12 December, 2023 | Publication, Waste and resource management
My magnum opus that I’ve been working for the last 5 years has now been published. This uses my own experiences and analytical tools to review the historical evolution of waste and resource management since the first environmental legislation back in the 1970s when I first started working as a consultant in the sector. I then draw on my more recent international policy work to reflect on priorities and challenges over the next decade. My basic thesis is that we need to understand how the sector has evolved in the recent past to plan confidently for the future. I hope it will be widely read, not least to avoid ‘reinventing the wheel’; which is why I have published open access, as part of the 40th anniversary celebrations of ISWA’s peer-reviewed journal Waste Management & Research, rather than as a shiny book sitting behind a paywall.
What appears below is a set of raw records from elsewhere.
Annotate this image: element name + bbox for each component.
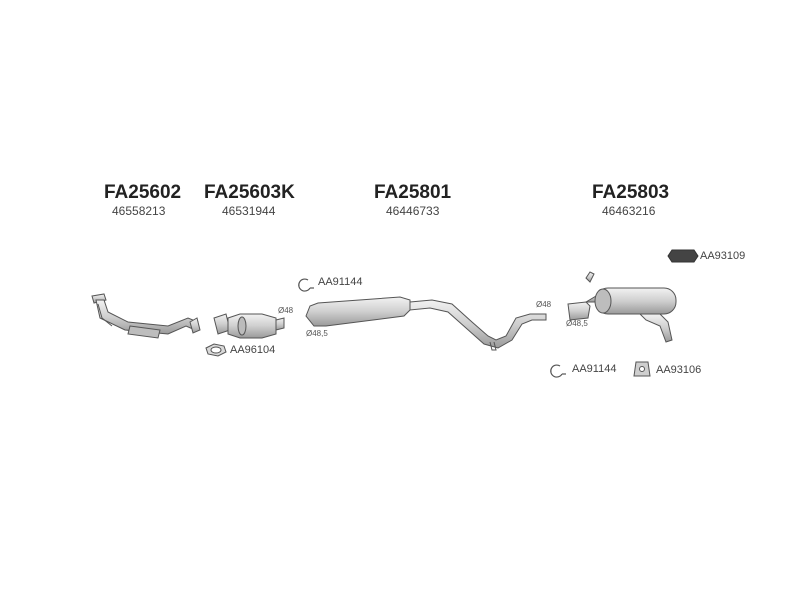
accessory-label-aa93106: AA93106	[656, 364, 702, 376]
part-code-rear-silencer: FA25803	[592, 182, 670, 203]
part-code-catalytic-converter: FA25603K	[204, 182, 295, 203]
accessory-label-aa96104: AA96104	[230, 344, 276, 356]
hanger-aa93106-drawing	[633, 361, 651, 377]
dimension-label-cat-outlet: Ø48	[278, 306, 294, 315]
front-pipe-drawing	[91, 293, 201, 339]
middle-silencer-drawing	[305, 296, 547, 351]
dimension-label-front-inlet: Ø48,5	[306, 329, 328, 338]
accessory-label-aa91144-bottom: AA91144	[572, 363, 617, 375]
oe-number-middle-silencer: 46446733	[386, 204, 440, 218]
dimension-label-mid-outlet: Ø48	[536, 300, 552, 309]
gasket-aa96104-drawing	[205, 343, 227, 357]
catalytic-converter-drawing	[213, 313, 285, 339]
oe-number-catalytic-converter: 46531944	[222, 204, 276, 218]
accessory-label-aa91144-top: AA91144	[318, 276, 363, 288]
oe-number-rear-silencer: 46463216	[602, 204, 656, 218]
rubber-mount-aa93109-drawing	[667, 249, 699, 263]
dimension-label-rear-inlet: Ø48,5	[566, 319, 588, 328]
accessory-label-aa93109: AA93109	[700, 250, 746, 262]
rear-silencer-drawing	[567, 271, 677, 343]
part-code-front-pipe: FA25602	[104, 182, 182, 203]
clamp-aa91144-top-drawing	[298, 278, 314, 292]
clamp-aa91144-bottom-drawing	[550, 364, 566, 378]
part-code-middle-silencer: FA25801	[374, 182, 452, 203]
oe-number-front-pipe: 46558213	[112, 204, 166, 218]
The full title is: ‘Learning from the Past to Plan for the Future: an Historical Review of the Evolution of Waste and Resources Management 1970-2020 and Reflections on Priorities 2020-2030 – the Perspective of an Involved Witness’. The scope includes both municipal solid wastes (MSW) and hazardous wastes; the journey from end-of-pipe waste management, through the 3Rs (reduce, reuse, recycle) to the circular economy; and the continuing struggles of many developing countries to take even the early steps to bring their wastes under control. Despite impressive progress, around 2.7 billion people worldwide lack access to waste collection; while ~40% of collected MSW is open dumped or burned – a continuing global waste emergency.
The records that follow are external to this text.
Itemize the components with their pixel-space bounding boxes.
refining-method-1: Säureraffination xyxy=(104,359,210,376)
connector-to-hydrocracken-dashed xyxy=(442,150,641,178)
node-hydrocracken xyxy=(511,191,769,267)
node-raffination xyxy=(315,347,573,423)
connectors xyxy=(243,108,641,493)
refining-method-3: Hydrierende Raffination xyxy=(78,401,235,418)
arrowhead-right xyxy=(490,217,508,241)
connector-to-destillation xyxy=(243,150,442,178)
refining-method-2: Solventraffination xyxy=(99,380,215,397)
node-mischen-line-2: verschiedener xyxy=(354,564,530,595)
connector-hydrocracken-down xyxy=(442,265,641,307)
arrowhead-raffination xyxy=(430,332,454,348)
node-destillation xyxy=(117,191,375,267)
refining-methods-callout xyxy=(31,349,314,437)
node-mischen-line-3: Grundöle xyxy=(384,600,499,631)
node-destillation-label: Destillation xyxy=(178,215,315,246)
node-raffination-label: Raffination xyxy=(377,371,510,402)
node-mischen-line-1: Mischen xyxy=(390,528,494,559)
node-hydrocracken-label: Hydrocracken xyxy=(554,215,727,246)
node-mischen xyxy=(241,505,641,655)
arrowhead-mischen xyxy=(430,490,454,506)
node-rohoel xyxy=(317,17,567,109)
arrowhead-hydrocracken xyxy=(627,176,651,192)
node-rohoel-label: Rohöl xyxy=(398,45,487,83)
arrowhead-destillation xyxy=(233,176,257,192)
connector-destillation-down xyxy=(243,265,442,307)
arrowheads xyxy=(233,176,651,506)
So, much remains to be done. Three policy priorities are critical for all countries: access to sustainable financing; rethinking sustainable recycling; and worldwide EPR (extended producer responsibility) with teeth. Extending services to unserved communities (SDG11.6.1) requires a people centred approach, working with communities to provide both quality services and decent livelihoods for collection and recycling workers. Two current opportunities to make real progress are provided by negotiations on an international legally binding instrument to end plastic pollution – extending waste collection and controlled disposal to all would halve the weight of plastics entering the oceans; and on a science-policy panel on chemicals, waste and pollution prevention, modeled on the IPCC for climate change. We need to grasp this ‘once in a lifetime’ opportunity.
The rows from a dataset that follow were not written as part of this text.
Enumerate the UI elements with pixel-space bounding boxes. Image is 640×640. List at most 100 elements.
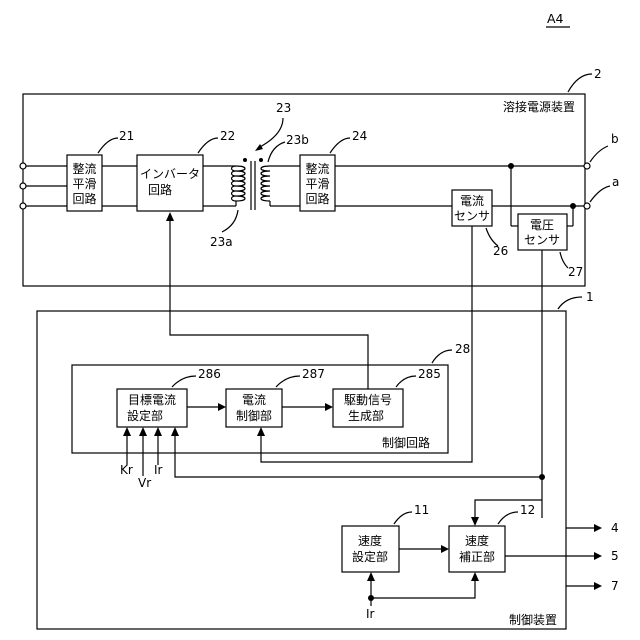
voltage-sensor-27-line1: 電圧 <box>530 218 554 232</box>
transformer-23a-leader <box>222 210 238 232</box>
terminal-b-label: b <box>611 132 619 146</box>
output-terminal-a <box>584 203 590 209</box>
speed-setting-11-line2: 設定部 <box>352 549 388 564</box>
input-terminal-mid <box>20 183 26 189</box>
transformer-23a-ref: 23a <box>210 235 233 249</box>
transformer-23-leader <box>258 118 283 148</box>
arrow-to-inverter <box>166 212 174 221</box>
arrow-11-12 <box>441 545 449 553</box>
rectifier-24-line3: 回路 <box>305 191 329 206</box>
arrow-ir <box>154 427 162 436</box>
arrow-out-7 <box>594 582 602 590</box>
junction-vsense <box>539 474 545 480</box>
transformer-23b-leader <box>268 142 285 162</box>
transformer-23-leader-arrow <box>255 144 263 151</box>
primary-coil <box>232 166 237 206</box>
primary-polarity-dot <box>243 158 247 162</box>
inverter-22-leader <box>198 138 218 153</box>
rectifier-21-line1: 整流 <box>72 161 96 176</box>
wire-ir-to-12 <box>371 580 475 598</box>
primary-coil-right <box>236 166 245 201</box>
figure-label: A4 <box>547 11 564 26</box>
target-current-286-ref: 286 <box>198 367 221 381</box>
output-terminal-b <box>584 163 590 169</box>
rectifier-21-ref: 21 <box>119 129 134 143</box>
voltage-sensor-27-leader <box>560 252 568 268</box>
transformer-23b-ref: 23b <box>286 133 309 147</box>
transformer-23 <box>232 158 271 210</box>
speed-setting-11-box <box>342 526 399 572</box>
voltage-sensor-27-line2: センサ <box>524 233 560 247</box>
speed-correction-12-box <box>449 526 505 572</box>
terminal-b-leader <box>590 146 608 162</box>
welding-power-supply-label: 溶接電源装置 <box>503 99 575 114</box>
control-circuit-ref: 28 <box>455 342 470 356</box>
speed-correction-12-line1: 速度 <box>465 533 489 548</box>
speed-setting-11-line1: 速度 <box>358 533 382 548</box>
control-circuit-leader <box>432 350 452 363</box>
input-ir-label: Ir <box>154 463 163 477</box>
current-control-287-leader <box>276 376 300 387</box>
welding-power-supply-ref: 2 <box>594 67 602 81</box>
current-sensor-26-line1: 電流 <box>460 194 484 208</box>
drive-signal-285-ref: 285 <box>418 367 441 381</box>
secondary-polarity-dot <box>259 158 263 162</box>
current-control-287-ref: 287 <box>302 367 325 381</box>
input-vr-label: Vr <box>138 476 151 490</box>
input-terminal-top <box>20 163 26 169</box>
target-current-286-line2: 設定部 <box>127 408 163 423</box>
drive-signal-285-leader <box>396 376 416 387</box>
output-5-label: 5 <box>611 549 619 563</box>
input-kr-label: Kr <box>120 463 133 477</box>
drive-signal-285-line2: 生成部 <box>348 408 384 423</box>
target-current-286-leader <box>172 376 196 387</box>
arrow-ir-bottom <box>367 572 375 581</box>
rectifier-24-line1: 整流 <box>305 161 329 176</box>
arrow-286-287 <box>218 403 226 411</box>
rectifier-21-leader <box>98 138 118 153</box>
output-7-label: 7 <box>611 579 619 593</box>
current-sensor-26-line2: センサ <box>454 209 490 223</box>
welding-power-supply-leader <box>568 74 592 92</box>
control-device-leader <box>558 297 582 309</box>
input-terminal-bot <box>20 203 26 209</box>
inverter-22-line2: 回路 <box>148 182 172 197</box>
rectifier-24-leader <box>330 138 350 153</box>
inverter-22-ref: 22 <box>220 129 235 143</box>
arrow-out-4 <box>594 524 602 532</box>
speed-correction-12-leader <box>498 512 518 524</box>
speed-setting-11-leader <box>394 512 412 524</box>
inverter-22-line1: インバータ <box>140 167 200 181</box>
arrow-to-12-top <box>471 517 479 526</box>
control-device-label: 制御装置 <box>509 612 557 627</box>
control-device-ref: 1 <box>586 290 594 304</box>
control-device-frame <box>37 311 566 629</box>
rectifier-21-line3: 回路 <box>72 191 96 206</box>
secondary-coil <box>261 166 270 206</box>
rectifier-24-line2: 平滑 <box>305 177 329 191</box>
speed-correction-12-line2: 補正部 <box>459 549 495 564</box>
arrow-ir-to-12 <box>471 572 479 581</box>
rectifier-24-ref: 24 <box>352 129 367 143</box>
current-control-287-line2: 制御部 <box>236 408 272 423</box>
wire-27-to-286 <box>175 436 542 477</box>
arrow-vr <box>139 427 147 436</box>
rectifier-21-line2: 平滑 <box>72 177 96 191</box>
arrow-to-287 <box>257 427 265 436</box>
input-ir-bottom-label: Ir <box>366 607 375 621</box>
current-sensor-26-ref: 26 <box>493 244 508 258</box>
speed-setting-11-ref: 11 <box>414 503 429 517</box>
current-control-287-line1: 電流 <box>242 393 266 407</box>
speed-correction-12-ref: 12 <box>520 503 535 517</box>
terminal-a-leader <box>590 186 610 202</box>
terminal-a-label: a <box>612 175 619 189</box>
arrow-to-286-fb <box>171 427 179 436</box>
control-circuit-label: 制御回路 <box>382 435 430 450</box>
arrow-287-285 <box>325 403 333 411</box>
wire-285-to-inverter <box>170 220 368 389</box>
transformer-23-ref: 23 <box>276 101 291 115</box>
arrow-out-5 <box>594 552 602 560</box>
arrow-kr <box>123 427 131 436</box>
drive-signal-285-line1: 駆動信号 <box>344 393 392 407</box>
28 November, 2023 | Climate mitigation, Publication, Resource and waste management
ISWA are hosting the first ever Waste and Resources Pavilion at COP28 in Dubai. My contribution is an article, co-authored with the ISWA President Carlos Silva Filho and Technical Director Aditi Ramola, where we challenge the common perception that waste and resource management contributes minimally to mitigation of climate heating. We argue that is simply WRONG, and one can have high confidence that the sector’s potential is significant. Whatever the actual number, action is needed now: it is imperative that better waste and resource management is prioritised in climate action plans and nationally determined contributions.